Claude Chabrol

le 12 septembre 2010 à 22h17 , mis à jour le 12 septembre 2010 à 22h37

Claude Chabrol, réalisateur français, croquait, à travers une oeuvre prolifique, les travers de la bourgeoisie de province avec la même gourmandise qu'il mettait à en savourer la cuisine.

Claude Chabrol Claude Chabrol (archives) © TF1/LCI
  • Nom : Chabrol
  • Prénom : Claude
  • Né(e) le : 24 juin 1930 - à : Paris
  • Décédé(e) le : 12 septembre 2010 (80 ans)
  • Réalisateur

Biographie

Le visage rond caché par de larges lunettes, qu'il abandonnera en 1995 après une opération de la cataracte, Claude Chabrol fut l'un des réalisateurs français les plus populaires, connu pour son humour noir et son goût de l'autodérision. Son oeuvre (environ 60 films pour le cinéma et une vingtaine pour la télévision) avait été couronnée par le Prix René Clair de l'Académie française en 2005 et le Grand prix 2010 des auteurs et compositeurs dramatiques.

Fumeur de pipes et de cigares, Claude Chabrol cachait, derrière une apparente bonhomie, un certain plaisir à montrer la cruauté. "A partir d'une certaine monstruosité, les gens préfèrent ne pas penser que c'est possible, c'est là que mon travail commence", déclarait-il sans se départir d'un sourire malicieux. Claude Chabrol s'était imposé comme une sorte de moraliste capable de transformer un simple fait divers en un conte féroce où se révélaient les aspects les plus sombres des hommes. "J'utilise le cadavre comme d'autres utilisent le gag", ajoutait celui qui a dressé un portrait particulièrement corrosif de la France des années 70.

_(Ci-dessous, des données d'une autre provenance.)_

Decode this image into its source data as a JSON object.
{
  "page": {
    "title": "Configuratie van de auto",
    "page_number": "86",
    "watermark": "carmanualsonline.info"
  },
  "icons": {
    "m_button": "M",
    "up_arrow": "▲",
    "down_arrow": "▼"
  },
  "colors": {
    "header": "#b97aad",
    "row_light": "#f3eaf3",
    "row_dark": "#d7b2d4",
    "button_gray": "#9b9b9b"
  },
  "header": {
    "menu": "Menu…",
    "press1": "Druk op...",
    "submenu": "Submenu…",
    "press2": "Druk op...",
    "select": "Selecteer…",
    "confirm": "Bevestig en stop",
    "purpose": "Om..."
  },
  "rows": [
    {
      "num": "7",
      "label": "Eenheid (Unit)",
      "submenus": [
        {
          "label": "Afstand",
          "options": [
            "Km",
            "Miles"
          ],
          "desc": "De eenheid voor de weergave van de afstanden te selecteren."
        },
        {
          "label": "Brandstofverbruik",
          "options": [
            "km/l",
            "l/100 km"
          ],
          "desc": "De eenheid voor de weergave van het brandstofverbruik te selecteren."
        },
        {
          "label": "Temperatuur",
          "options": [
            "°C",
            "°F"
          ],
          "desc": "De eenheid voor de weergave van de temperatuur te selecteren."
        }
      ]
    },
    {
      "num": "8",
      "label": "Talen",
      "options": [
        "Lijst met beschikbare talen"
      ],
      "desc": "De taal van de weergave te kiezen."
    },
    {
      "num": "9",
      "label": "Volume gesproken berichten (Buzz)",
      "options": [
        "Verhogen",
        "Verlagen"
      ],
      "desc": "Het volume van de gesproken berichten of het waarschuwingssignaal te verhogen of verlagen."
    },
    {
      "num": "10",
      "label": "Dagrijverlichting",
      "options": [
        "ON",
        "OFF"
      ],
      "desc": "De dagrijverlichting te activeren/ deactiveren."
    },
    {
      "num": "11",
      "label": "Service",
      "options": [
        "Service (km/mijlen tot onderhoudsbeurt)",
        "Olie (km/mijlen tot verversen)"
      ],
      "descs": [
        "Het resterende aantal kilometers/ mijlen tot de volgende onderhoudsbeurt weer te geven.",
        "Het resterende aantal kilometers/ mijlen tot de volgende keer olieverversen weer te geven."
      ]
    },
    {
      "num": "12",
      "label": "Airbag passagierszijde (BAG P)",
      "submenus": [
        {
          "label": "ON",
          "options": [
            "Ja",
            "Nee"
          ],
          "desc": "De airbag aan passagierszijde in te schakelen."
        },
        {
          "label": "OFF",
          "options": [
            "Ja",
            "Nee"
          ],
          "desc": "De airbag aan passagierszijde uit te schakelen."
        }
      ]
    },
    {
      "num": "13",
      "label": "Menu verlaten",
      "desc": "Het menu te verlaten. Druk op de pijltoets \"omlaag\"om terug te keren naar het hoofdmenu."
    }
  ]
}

Claude Chabrol était connu en outre pour son goût bien français pour la cuisine et il ne manquait jamais de placer des scènes de repas dans ses films. "Je ne comprends pas ceux qui se désintéressent des repas, ça les occupe tout de même deux fois par jour. Pour moi, c'est comme s'ils se désintéressaient de la vie", disait le cinéaste. "Le repas est un des rares moments où un être humain n'est pas tout à fait le même au début et à la fin", ajoutait celui qui avait participé en 2004 à Dijon au premier festival "Cinéma et Gastronomie". Claude Chabrol se faisait un point d'honneur à bien nourrir ses acteurs: "Avant le tournage, je fais un repas avec eux pour voir si je ne me suis pas trompé". A la fin, il régalait l'équipe de petits plats et de bons vins.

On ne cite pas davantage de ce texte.